Sunday, November 16, 2025

Movie Time: Phantom of the Rue Morgue

It's Movie Time!


Back in October, I wrote a post about Murders In the Rue Morgue, a 1932 adaption of the classic Edgar Alan Poe story about a mad scientist and his pet gorilla.

Today's post takes us up a couple of decades for another cinematic take on this classic horror tale.

From 1954, it's Phantom of the Rue Morgue.


OK, let's check off the boxes that connect Murders in the Rue Morgue with Phantom of the Rue Morgue.
  • It's Paris in the 1800's.
  • Women are turning up dead.
  • There's a scientist (Dr. Marais).
  • With a gorilla.
  • An young injenue (Jeanette Rovere) the scientist has taken a liking to.
  • And a young man (Paul Dupin) who is the woman's fiance who is trying to figure out who's behind all the murders.
  • And a thick headed police detective (Inspector Bonnard) who is fixated on the idea that the young man is the murderer.
Now here is how Phantom of the Rue Morgue differs from Murders in the Rue Morgue.

In Phantom, the women are not being murdered through torture by the mad scientist but are being shredded, clawed, savagely beaten by someone with immense inhuman strength and an animalistic rage, escaping from crime scenes bounding across the Parisian rooftops.  

I will remind you this movie has a gorilla in it.

Bonnard suspects Dupin.  


Instead of the intense Bela Lugosi as Dr. Mirakle in Murders, our mad scientist this time, Dr. Marais, is portrayed by the normally affable, gregarious Karl Malden.  

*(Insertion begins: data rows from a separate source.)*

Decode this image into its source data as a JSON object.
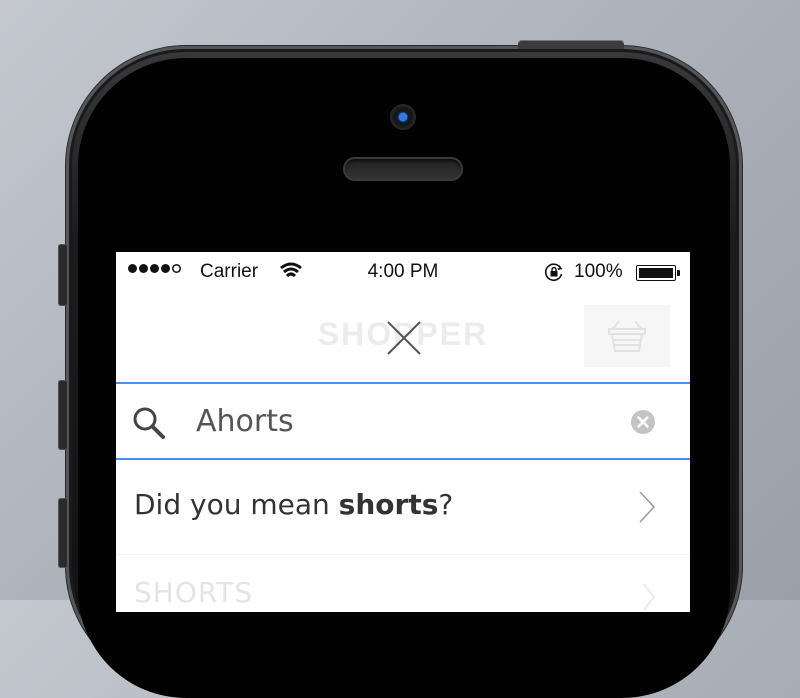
{
  "status_bar": {
    "carrier": "Carrier",
    "time": "4:00 PM",
    "battery": "100%",
    "signal_bars": 4,
    "signal_total": 5
  },
  "nav": {
    "brand": "SHOPPER",
    "close_icon": "close-x-icon",
    "cart_icon": "basket-icon"
  },
  "search": {
    "value": "Ahorts",
    "placeholder": "",
    "accent_color": "#4d8fe8"
  },
  "suggestion": {
    "prefix": "Did you mean ",
    "term": "shorts",
    "suffix": "?"
  },
  "results": [
    {
      "label": "SHORTS"
    }
  ]
}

Marais at first seems like almost normal, able to conduct conversations with people without making their skin crawl. Poor guy does tend to lapse into sad reveries of his late lamented wife. 

Until Jeanette susses out that kindly old Dr. Marais kept his wife as a prisoner and she's "late and lamented" because she chose to kill herself rather than stay with him. 

So Dr. Marais has been casting about for a replacement and when the women who resemble his dear departed wife reject him, well, he sends out his murder weapon: a gorilla who is part of the wicked doctor's experiments.  


Jeanette is the latest woman to reject Dr. Marais and gets targetted by the gorilla. But the gorilla likes this one and instead of killing Jeanette, he captures her and attempts to escape with her to....

OK, he's a gorilla and he hasn't thought that far ahead.

Bonnard and the police decide now that Dupin (OK, now you believe him?) is not the murderer and go after the gorilla. 

After lowering Jeanette to safety, the gorilla confronts the police who shoot him and he falls on Dr. Marais, crushing him to death.

And we've reached the end. 

The "It's That Person Who Was In That Thing" Department

The role of university student Georges Brevert was played by a radio announcer who just became an actor, Merv Griffin.  Yep, the same Merv Griffin who will go on to create Wheel of Fortune and Jeopardy.

Warner Bros. meant for Phantom of the Rue Morgue to be a follow up to 1953's 3-D horror hit, House of Wax.  Which explains a lot of strange and distinctive shot choices in Phantom with people and objects coming right at the screen. 

By the time Phantom was released, the expensive 3-D process and poor box office returns burned out the studios' fascination with the concept.  Warner Bros. released one more film in 3-D, Alfred Hitchcock's Dial M for Murder (1954).  Not many theaters actually booked the 3-D print but it is considered th best use of 3-D in the 1950's.   

Here's another connection between Murders in the Rue Morgue and Phantom of the Rue Morgue: the gorilla.  

Both films featured performances by  Charles Gemora, the famous "Gorilla Man".  

Gemora had designed suits and played gorillas in films dating back to 1928 and was the gorilla in Murders in the Rue MorgueGemora made many refinements to his gorilla suit over the years and the gorilla in Phantom featured his most detailed and innovative design, a gorilla with expressive features and realistic movements.   

Critics at the time were not kind to Phantom of the Rue Morgue and my personal assessment is they were not wrong. No one's performance in this film rises above mere competence.  Poor Karl Malden must have been told halfway through "oh, by the way, your character is CRAZY!" Karl Marden does what he can when it's time to turn on the cray-cray when his true self is revealed. Alas, he's no Bela Lugosi.

Phantom of the Rue Morgue is far from being any kind of masterpiece and pales in comparison to the 1932 original.  But it is a perfectly serviceable attempt at 1950's horror. But just don't expect to be particularly moved or frightened by the experience.